The train_test_split function is called twice. The first call splits the dataset into a combined training+validation set and a test set. The second call then splits the combined training+validation set into separate training and validation sets. By using the stratify parameter, we ensure that the class distribution is maintained in each of the splits.

The split data can be saved as txt files (or csv files) for later use. Each line in the txt file can contain the image path and its corresponding label, separated by a comma. This way, you can easily load the data during training and evaluation.

import os
output_dir = "PlantVillage"
with open(os.path.join(output_dir, 'train.txt'), 'w') as f:
    for img_path, label in zip(images_train, labels_train):
        f.write(f"{img_path},{label}\n")
with open(os.path.join(output_dir, 'val.txt'), 'w') as f:
    for img_path, label in zip(images_val, labels_val):
        f.write(f"{img_path},{label}\n")
with open(os.path.join(output_dir, 'test.txt'), 'w') as f:
    for img_path, label in zip(images_test, labels_test):
        f.write(f"{img_path},{label}\n")

Now we shall also track the train, val, and test splits using dvc to ensure that we can reproduce the splits in the future. This is important for maintaining the integrity of our experiments and ensuring that we can compare results across different runs.

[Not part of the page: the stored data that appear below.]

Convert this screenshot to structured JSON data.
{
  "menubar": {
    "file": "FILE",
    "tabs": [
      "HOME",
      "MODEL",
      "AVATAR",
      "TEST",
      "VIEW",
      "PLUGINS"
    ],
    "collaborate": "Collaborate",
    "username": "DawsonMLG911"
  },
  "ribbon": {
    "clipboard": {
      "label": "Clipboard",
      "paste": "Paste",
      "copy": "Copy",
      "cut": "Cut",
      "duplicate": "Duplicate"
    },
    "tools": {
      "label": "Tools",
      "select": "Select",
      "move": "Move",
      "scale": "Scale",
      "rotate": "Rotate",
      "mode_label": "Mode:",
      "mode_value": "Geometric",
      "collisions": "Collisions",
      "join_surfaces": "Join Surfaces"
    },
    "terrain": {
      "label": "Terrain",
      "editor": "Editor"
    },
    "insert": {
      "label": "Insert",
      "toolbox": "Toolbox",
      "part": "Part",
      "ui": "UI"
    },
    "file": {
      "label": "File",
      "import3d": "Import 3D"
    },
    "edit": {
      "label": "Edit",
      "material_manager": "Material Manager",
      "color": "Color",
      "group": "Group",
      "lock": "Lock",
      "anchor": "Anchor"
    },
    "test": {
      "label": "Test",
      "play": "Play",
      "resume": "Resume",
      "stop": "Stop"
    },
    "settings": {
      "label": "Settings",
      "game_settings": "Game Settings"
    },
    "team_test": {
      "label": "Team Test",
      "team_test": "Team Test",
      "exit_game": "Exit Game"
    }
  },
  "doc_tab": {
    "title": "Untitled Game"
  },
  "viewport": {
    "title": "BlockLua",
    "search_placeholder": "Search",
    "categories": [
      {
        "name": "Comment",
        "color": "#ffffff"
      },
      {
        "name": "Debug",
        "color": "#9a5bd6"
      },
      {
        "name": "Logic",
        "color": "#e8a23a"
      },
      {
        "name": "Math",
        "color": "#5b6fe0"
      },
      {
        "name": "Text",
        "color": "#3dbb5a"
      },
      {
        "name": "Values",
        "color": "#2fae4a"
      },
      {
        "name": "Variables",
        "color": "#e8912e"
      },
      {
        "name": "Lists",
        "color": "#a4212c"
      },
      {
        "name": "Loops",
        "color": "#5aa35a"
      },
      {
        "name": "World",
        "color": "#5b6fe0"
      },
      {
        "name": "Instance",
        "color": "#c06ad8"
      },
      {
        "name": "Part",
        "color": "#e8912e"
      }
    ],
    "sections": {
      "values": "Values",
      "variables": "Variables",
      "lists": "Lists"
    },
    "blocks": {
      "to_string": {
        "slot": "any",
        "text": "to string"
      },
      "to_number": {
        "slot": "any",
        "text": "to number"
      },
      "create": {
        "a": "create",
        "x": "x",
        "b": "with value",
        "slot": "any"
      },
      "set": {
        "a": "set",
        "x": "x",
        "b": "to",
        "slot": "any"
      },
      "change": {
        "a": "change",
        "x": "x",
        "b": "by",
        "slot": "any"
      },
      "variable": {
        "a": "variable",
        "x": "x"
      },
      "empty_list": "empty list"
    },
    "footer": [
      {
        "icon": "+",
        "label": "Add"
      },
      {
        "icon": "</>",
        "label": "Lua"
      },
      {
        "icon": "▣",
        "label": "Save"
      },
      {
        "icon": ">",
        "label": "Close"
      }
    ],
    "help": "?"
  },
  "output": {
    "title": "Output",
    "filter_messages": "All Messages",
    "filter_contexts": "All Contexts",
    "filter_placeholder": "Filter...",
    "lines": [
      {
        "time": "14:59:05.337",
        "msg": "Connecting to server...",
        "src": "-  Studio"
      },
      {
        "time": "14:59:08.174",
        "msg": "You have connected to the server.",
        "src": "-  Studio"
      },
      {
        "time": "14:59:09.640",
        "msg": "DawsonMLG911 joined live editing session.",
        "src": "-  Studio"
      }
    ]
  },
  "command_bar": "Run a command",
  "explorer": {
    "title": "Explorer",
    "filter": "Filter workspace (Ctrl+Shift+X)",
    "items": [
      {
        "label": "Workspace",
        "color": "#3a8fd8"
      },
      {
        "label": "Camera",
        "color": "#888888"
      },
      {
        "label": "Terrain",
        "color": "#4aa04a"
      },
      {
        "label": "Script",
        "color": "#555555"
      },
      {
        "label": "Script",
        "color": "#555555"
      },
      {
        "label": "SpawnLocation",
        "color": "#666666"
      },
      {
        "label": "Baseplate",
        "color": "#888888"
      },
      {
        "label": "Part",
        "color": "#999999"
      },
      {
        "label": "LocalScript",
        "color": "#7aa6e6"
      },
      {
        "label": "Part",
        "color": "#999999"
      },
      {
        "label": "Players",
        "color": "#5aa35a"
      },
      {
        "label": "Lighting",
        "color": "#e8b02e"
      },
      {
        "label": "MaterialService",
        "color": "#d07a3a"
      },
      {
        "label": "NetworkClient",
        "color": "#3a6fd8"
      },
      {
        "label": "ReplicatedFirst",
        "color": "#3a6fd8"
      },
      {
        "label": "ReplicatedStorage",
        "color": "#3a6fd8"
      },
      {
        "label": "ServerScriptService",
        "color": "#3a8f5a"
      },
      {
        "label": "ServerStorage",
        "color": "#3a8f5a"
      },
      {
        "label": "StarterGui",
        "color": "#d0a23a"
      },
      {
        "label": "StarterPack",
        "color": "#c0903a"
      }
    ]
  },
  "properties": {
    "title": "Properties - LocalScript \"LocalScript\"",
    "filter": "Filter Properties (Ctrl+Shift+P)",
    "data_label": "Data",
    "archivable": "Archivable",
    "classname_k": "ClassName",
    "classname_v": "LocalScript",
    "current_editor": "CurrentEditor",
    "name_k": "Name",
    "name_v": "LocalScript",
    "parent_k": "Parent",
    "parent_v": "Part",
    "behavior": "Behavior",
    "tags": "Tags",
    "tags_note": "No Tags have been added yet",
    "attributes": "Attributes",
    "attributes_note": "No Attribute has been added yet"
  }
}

dvc add PlantVillage/train.txt
dvc add PlantVillage/val.txt
dvc add PlantVillage/test.txt
git commit -m "Add train, val, and test splits for PlantVillage dataset"
git push
dvc push

By following these steps, we have successfully prepared the PlantVillage dataset for training our machine learning models. We have split the dataset into training, validation, and test sets while maintaining the class distribution, and we have also tracked these splits using dvc for reproducibility.